Metaphysically, postmodernism is anti-realist, holding that it is impossible to speak meaningfully about an independently existing reality. Postmodernism substitutes instead a social-linguistic, constructionist account of reality. Epistemologically, having rejected the notion of an independently existing reality, postmodernism denies that reason or any other method is a means of acquiring objective knowledge of that reality. Having substituted social-linguistic constructs for that reality, postmodernism emphasizes the subjectivity, conventionality, and incommensurability of those constructions. Postmodern accounts of human nature are consistently collectivist, holding that individuals’ identities are constructed largely by the social-linguistic groups that they are a part of, those groups varying radically across the dimensions of sex, race, ethnicity, and wealth. Postmodern accounts of human nature also consistently emphasize relations of conflict between those groups; and given the de-emphasized or eliminated role of reason, post-modern accounts hold that those conflicts are resolved primarily by the use of force, whether masked or naked; the use of force in turn leads to relations of dominance, submission, and oppression. Finally, postmodern themes in ethics and politics are characterized by an identification with and sympathy for the groups perceived to be oppressed in the conflicts, and a willingness to enter the fray on their behalf.
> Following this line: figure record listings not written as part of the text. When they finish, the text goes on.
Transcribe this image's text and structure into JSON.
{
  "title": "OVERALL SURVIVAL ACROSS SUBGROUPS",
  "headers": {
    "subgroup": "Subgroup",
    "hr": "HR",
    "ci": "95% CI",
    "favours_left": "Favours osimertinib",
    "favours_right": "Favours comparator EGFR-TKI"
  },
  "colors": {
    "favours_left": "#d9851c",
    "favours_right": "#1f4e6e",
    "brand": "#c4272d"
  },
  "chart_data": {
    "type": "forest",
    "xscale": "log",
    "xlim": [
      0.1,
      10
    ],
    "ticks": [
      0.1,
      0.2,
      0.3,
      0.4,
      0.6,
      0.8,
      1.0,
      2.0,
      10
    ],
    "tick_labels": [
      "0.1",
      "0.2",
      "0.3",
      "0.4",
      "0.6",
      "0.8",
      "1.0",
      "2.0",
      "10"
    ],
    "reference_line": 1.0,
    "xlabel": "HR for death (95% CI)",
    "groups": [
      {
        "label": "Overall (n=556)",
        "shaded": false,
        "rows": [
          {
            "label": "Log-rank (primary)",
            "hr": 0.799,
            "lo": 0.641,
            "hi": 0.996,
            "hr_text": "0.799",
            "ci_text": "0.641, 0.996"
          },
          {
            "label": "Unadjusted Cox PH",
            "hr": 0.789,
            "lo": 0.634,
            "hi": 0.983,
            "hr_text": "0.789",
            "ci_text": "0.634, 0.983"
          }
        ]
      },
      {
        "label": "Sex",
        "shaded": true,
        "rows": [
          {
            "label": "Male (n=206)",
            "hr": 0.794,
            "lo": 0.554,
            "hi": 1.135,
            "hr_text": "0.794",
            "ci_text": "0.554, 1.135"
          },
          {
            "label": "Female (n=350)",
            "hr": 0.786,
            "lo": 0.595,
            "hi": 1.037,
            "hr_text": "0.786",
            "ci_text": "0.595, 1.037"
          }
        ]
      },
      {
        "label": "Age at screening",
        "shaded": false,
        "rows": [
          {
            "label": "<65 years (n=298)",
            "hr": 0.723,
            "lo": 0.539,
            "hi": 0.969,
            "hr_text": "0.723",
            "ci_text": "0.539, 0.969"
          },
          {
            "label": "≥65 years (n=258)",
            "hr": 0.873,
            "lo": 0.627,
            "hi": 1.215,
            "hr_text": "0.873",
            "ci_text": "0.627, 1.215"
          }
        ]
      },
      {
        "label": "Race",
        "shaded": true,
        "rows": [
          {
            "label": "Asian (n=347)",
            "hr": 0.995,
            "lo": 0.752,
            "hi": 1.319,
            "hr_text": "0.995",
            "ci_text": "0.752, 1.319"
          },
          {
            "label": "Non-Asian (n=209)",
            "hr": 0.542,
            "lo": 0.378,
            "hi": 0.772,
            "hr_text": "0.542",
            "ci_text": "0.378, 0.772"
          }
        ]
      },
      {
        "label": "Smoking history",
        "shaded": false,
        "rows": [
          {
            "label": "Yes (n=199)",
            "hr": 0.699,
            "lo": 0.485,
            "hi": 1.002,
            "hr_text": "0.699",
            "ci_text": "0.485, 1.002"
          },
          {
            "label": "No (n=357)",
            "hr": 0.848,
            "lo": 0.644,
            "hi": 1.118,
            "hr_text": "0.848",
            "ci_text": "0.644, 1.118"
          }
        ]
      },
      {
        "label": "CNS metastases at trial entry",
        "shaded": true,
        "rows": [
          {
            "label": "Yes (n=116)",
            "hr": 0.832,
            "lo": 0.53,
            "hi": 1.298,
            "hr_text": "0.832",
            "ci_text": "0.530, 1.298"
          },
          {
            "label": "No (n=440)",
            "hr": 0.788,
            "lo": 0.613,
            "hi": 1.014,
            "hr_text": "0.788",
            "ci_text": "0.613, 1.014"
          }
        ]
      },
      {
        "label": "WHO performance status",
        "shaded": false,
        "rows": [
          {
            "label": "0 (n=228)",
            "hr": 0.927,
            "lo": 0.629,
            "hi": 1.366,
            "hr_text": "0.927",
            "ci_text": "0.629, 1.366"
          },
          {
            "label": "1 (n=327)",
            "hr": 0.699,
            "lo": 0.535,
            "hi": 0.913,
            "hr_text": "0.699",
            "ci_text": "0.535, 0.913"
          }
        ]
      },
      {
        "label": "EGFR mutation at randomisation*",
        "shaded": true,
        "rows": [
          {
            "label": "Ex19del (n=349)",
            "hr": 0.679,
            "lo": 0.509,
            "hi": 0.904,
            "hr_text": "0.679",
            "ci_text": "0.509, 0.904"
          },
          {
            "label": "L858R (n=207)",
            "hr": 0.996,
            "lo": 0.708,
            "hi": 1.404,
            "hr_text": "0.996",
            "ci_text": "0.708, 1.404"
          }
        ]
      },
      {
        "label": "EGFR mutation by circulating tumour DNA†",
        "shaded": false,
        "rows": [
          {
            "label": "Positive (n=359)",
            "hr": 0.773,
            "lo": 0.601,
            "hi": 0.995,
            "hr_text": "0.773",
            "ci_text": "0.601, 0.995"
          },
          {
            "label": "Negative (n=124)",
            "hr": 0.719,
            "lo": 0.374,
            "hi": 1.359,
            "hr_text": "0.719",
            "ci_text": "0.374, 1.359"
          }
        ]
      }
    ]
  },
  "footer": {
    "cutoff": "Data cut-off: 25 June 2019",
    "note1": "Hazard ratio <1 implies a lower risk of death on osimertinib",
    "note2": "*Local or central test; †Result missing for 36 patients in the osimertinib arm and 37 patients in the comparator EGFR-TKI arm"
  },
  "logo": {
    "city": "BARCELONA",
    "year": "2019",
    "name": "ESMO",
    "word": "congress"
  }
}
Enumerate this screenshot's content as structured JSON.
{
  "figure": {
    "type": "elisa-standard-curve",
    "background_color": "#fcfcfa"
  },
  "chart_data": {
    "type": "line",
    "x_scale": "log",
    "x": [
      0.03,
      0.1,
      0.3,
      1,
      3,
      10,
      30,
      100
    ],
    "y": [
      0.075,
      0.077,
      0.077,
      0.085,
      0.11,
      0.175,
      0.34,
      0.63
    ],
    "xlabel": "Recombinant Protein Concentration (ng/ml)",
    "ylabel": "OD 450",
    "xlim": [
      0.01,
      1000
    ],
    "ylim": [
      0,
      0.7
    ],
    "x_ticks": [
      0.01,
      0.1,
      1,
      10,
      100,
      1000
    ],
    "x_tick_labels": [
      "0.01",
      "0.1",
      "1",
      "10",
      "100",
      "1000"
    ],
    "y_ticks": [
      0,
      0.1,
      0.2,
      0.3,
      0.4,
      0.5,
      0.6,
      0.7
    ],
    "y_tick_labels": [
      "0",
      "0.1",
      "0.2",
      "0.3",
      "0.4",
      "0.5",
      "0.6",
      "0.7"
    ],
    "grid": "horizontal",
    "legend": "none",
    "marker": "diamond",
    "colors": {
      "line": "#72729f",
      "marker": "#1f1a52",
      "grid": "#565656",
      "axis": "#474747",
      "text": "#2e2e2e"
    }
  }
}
Let’s see if I can digest Hick’s ideas a bit further. Before doing that I need to touch on his description of modernism, the philosophical outlook that preceded postmodernism. Modernism reflects the Enlightenment in which thinkers agreed that there is an objective reality and that we have the ability to reason from the facts to sound, objective conclusions that we can defend and explain.

Postmodernism then fundamentally disagrees with the modernist, Enlightenment worldview. If, as postmodernists claim, that we can’t forge objective conclusions about the world then “truth” belongs to the winner of the inevitable resulting power struggle. And unfortunately that means we’re free to treat people who disagree with us as sub-human demons because they threaten our grasp on the reins of power and they’re considered agents of oppression so it’s OK to ignore or even silence those who disagree.